Dans son propos, le chef de l’Etat avait souligné les limites des milliards injectés jusque-là, dans la prise en charge des préoccupations de la jeunesse. Soyons lucide et sortons du colmatage.
Cette crise trouve sa raison fondamentale dans les tréfonds de la gouvernance des affaires publics. Il est évident que les politiques de décentralisation expérimentées ont montré leurs limites, même la reforme en cours n’a pas trouvé de défenseurs.
Dans mon propos, je crois qu’il faut dégraisser totalement le mammouth, que constitue ici, l’Etat central, par la mise en place des provinces.
Une évidence s’impose tout d’abord : toute structure administrative ou politique doit constamment se réformer pour s’adapter aux besoins nouveaux qui se manifestent. Il faut y ajouter que les collectivités territoriales sont devenues de véritables vecteurs du développement économique et social.
L’expérience vécue dans maints pays montre cependant que la réforme territoriale est une entreprise difficile à conduire en raison des multiples intérêts souvent divergents qui sont en jeu. Dans de nombreux cas, il s’avère même impossible de faire la part des nécessités, des traditions et des considérations tactiques ou politiques.
Ensuite, toute réforme des collectivités territoriales décentralisées est nécessairement une réforme de l’Etat. Elle met en cause non seulement le système local, mais également l’administration centrale ainsi que tous les organismes publics et parapublics. Le projet de provincialisation, idée chère à l’ancien Président de la République, n’échappe pas à cet état des choses.
Force est de reconnaître aujourd’hui que les institutions locales et régionales ne fonctionnent pas de manière adéquate. Pour faire face à cette situation déroutante et à la crise de gouvernabilité qui secoue les collectivités locales, il est nécessaire de repenser en profondeur le mode d’organisation et de fonctionnement du pouvoir local. En d’autres termes, il s’agit de promouvoir par la « provincialisation » une nouvelle forme de gouvernance des collectivités et communautés de base.
Le concept de province, comme celui de région, traduit une division administrative du territoire national. Il est utilisé dans de très nombreux pays depuis fort longtemps. Sous l’empire romain, il était déjà d’un usage courant. Le mot « province » vient du latin « provincia », qui signifie « pays des vaincus » ou « provictis », qui veut dire « pour les vaincus ».

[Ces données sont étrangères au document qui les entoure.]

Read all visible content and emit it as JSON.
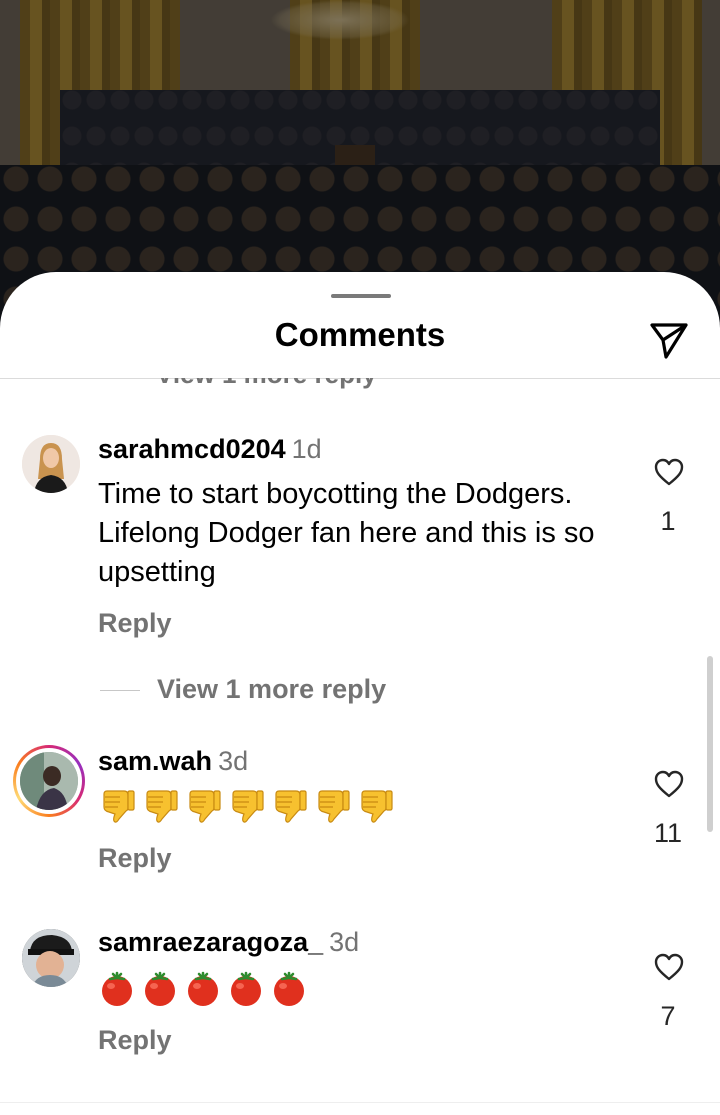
{
  "sheet": {
    "title": "Comments"
  },
  "clipped_view_more": "View 1 more reply",
  "comments": [
    {
      "username": "sarahmcd0204",
      "time": "1d",
      "text": "Time to start boycotting the Dodgers. Lifelong Dodger fan here and this is so upsetting",
      "reply_label": "Reply",
      "likes": "1",
      "view_more": "View 1 more reply"
    },
    {
      "username": "sam.wah",
      "time": "3d",
      "emoji": [
        "thumbs-down",
        "thumbs-down",
        "thumbs-down",
        "thumbs-down",
        "thumbs-down",
        "thumbs-down",
        "thumbs-down"
      ],
      "reply_label": "Reply",
      "likes": "11",
      "has_story_ring": true
    },
    {
      "username": "samraezaragoza_",
      "time": "3d",
      "emoji": [
        "tomato",
        "tomato",
        "tomato",
        "tomato",
        "tomato"
      ],
      "reply_label": "Reply",
      "likes": "7"
    }
  ],
  "colors": {
    "secondary_text": "#737373",
    "story_ring": "#d62976"
  }
}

La signification du mot « province » a évolué dans le temps et dans l’espace. En France, sous l’Ancien Régime, la « province » correspondait à une division territoriale issue de la féodalité. Le roi y était représenté par différents personnages appelés « baillis » ou « sénéchaux ». Ceux-ci géraient des circonscriptions dont les limites étaient caractérisées par la diversité. Le mot « province » est tombé, par la suite, en désuétude au moment de la Révolution de 1789. Depuis le XIXème siècle, le mot « province » est employé pour dire « hors de la région parisienne ». La « province » regroupe ainsi un ensemble de régions dont la caractéristique dominante est d’être située dans la périphérie du pays.

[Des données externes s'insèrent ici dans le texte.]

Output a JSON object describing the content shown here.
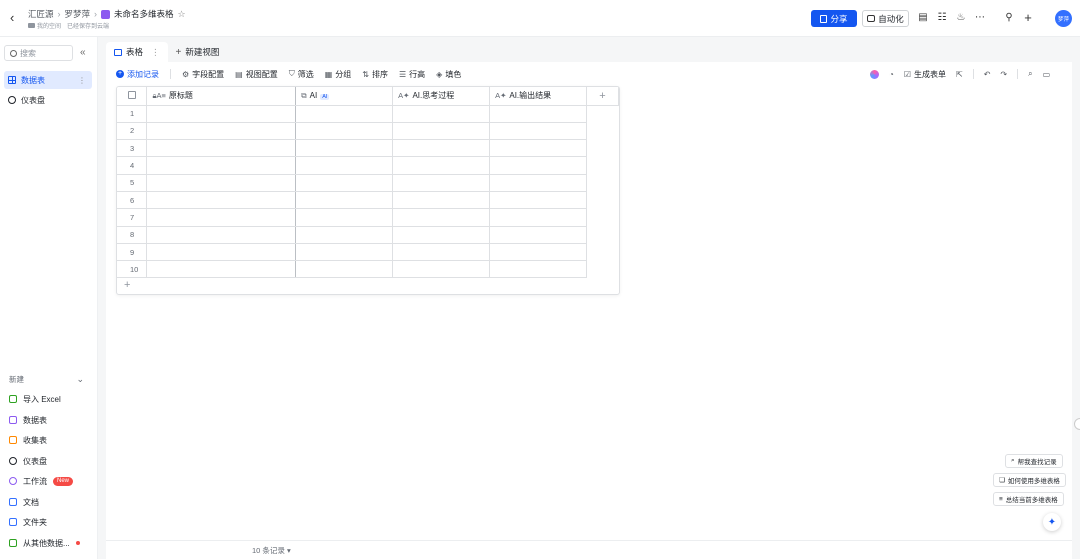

Au Canada, la signification du mot « province » est tout autre. Dans ce pays, la « province » a une existence légale. Elle correspond à une division géographique du pays : Province du Québec par exemple. En Belgique, la « province » revêt une dimension politique et administrative : Province Flamande du Limbourg par exemple. Au Sénégal, la « province » tire ses origines lointaines des royaumes traditionnels réalisés par la fusion organique d’entités politiques jadis rivales, sous une même bannière administrative.
Le projet de « provincialisation » renoue avec la tradition de large autonomie des entités provinciales traditionnelles. Prenant en compte toutes les activités qui peuvent revêtir des aspects culturels, sociaux, économiques et politiques, il tend à la construction d’ensembles naturels économiquement et financièrement forts. Il est évident qu’un tel projet révèle des enjeux immenses et une portée de grande ampleur dans tous les secteurs de l’activité nationale.

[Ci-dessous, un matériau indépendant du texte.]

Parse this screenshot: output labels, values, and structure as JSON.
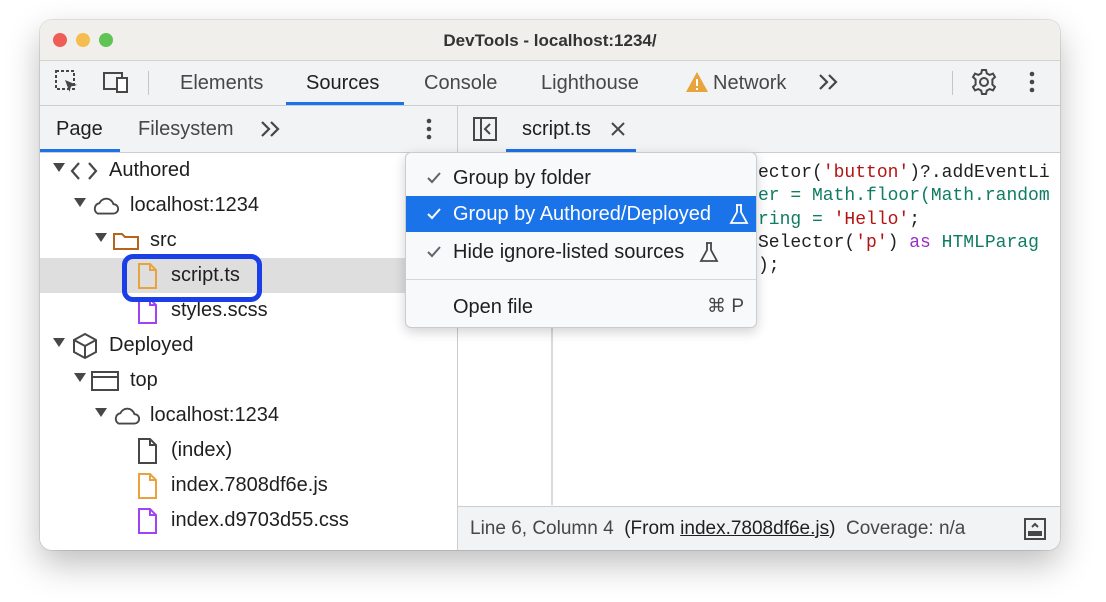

Il s’agit, aujourd’hui, d’aller plus loin en levant toutes les contraintes endogènes et exogènes qui entravent encore le développement des collectivités locales.
Les contraintes endogènes sont nombreuses et diversifiées :
• L’insuffisance des capacités humaines et techniques tant en qualité qu’en quantité au niveau local, aussi bien dans le cadre de la déconcentration des services de l’Etat que dans les collectivités locales elles-mêmes ;
• L’insuffisance des ressources financières : malgré les efforts consentis par l’Etat, les ressources financières pour la mise en œuvre de la décentralisation ne sont pas suffisantes pour faire face aux nombreux besoins des populations et aux défis des temps modernes ;
• Les difficultés d’ordre politique et administratif : on constate, dans plusieurs entités locales, une méconnaissance des textes régissant la décentralisation. La gratuité des mandats entraîne le désintérêt de beaucoup d’élus locaux dans l’exercice de leurs fonctions. Les dysfonctionnements sont constitués par les querelles politiques au sein des conseils, la gestion solitaire par l’exécutif local, les malversations financières enregistrées dans certaines entités locales, la tenue irrégulière des sessions ordinaires des conseils municipaux, le faible niveau d’instruction de certains élus locaux, etc.
Les contraintes exogènes se situent dans le contexte sous-régional et mondial, et dans les interventions des partenaires au développement. En effet, les influences du contexte international ou sous-régional ont pu réorienter les priorités de l’Etat en raison des situations d’urgence auxquelles il a été amené à faire face. Par ailleurs, les difficultés d’harmonisation et de coordination des interventions des partenaires extérieurs qui ont des approches et des zones d’interventions propres à chacun constituent également des contraintes.
En prévoyant d’organiser le territoire national en provinces administrées par des assemblées élues investies d’un pouvoir législatif et financier, on souhaite faire franchir à notre système de décentralisation une ultime étape. Le choix de la « provincialisation » permettra non seulement d’engager le pays dans la voie du développement durable, avec l’implication déterminante des populations, mais ouvrira également des aires de dialogue permanent avec tous les acteurs du développement local et national.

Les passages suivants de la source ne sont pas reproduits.